Two Sum Closest

Given an array nums of n integers, find two integers in nums such that the sum is closest to a given number, target. Return the difference between the sum of the two integers and the target.

Challenge:

Do it in O(nlogn) time complexity.

Example:

Given array nums = [-1, 2, 1, -4], and target = 4.

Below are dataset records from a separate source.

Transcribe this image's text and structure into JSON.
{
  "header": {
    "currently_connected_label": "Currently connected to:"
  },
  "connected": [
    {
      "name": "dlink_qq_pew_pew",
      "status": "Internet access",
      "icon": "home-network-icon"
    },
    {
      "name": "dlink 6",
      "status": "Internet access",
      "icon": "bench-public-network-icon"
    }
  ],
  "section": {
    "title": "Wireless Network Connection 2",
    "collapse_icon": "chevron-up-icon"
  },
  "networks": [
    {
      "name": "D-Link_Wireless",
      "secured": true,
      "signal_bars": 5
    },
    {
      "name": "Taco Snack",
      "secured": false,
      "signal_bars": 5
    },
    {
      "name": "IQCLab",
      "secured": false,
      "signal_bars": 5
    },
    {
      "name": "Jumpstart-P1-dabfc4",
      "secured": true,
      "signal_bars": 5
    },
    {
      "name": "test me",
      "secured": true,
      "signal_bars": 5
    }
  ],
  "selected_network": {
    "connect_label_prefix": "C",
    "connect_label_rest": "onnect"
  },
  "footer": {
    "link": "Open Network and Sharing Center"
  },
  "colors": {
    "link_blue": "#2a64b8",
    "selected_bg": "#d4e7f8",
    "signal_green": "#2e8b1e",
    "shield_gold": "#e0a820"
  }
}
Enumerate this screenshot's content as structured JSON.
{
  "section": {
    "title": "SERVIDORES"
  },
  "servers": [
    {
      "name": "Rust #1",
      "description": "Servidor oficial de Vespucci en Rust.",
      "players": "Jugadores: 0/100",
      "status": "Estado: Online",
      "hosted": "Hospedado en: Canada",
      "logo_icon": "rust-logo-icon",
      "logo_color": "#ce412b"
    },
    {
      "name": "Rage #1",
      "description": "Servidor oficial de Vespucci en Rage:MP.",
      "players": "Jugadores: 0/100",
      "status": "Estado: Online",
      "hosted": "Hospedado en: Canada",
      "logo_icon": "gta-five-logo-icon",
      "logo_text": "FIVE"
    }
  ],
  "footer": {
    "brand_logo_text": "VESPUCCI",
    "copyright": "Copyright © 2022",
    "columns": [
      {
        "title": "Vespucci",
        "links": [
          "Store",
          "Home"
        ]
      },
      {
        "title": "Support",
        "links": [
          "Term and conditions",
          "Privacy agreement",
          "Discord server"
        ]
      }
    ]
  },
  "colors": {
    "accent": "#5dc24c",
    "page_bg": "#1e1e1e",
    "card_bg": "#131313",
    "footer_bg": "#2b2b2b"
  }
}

The minimum difference is 1. (4 - (2 + 1) = 1).

Solution:

Same to Two Sum. Instead of finding the target, we find a number which is closest to the target. A closest variable is used to store the sum for each step.

Code:

public class Solution {
    /**
     * @param nums an integer array
     * @param target an integer
     * @return the difference between the sum and the target
     */
    public int twoSumCloset(int[] nums, int target) {
        if (nums == null || nums.length < 2) {
            return Integer.MIN_VALUE;
        }
        Arrays.sort(nums);
        int i = 0;
        int j = nums.length - 1;
        //be careful to use MIN_VALUE or MAX_VALUE, they have chance to overflow.
        int closest = nums[0] + nums[1];
        while (i < j) {
            int num = nums[i] + nums[j];
            if (target > num) {
                i++;
            } else {
                j--;
            }
            if (Math.abs(target - num) < Math.abs(target - closest)) {
                closest = num;
            }
        }
        return Math.abs(closest - target);
    }
}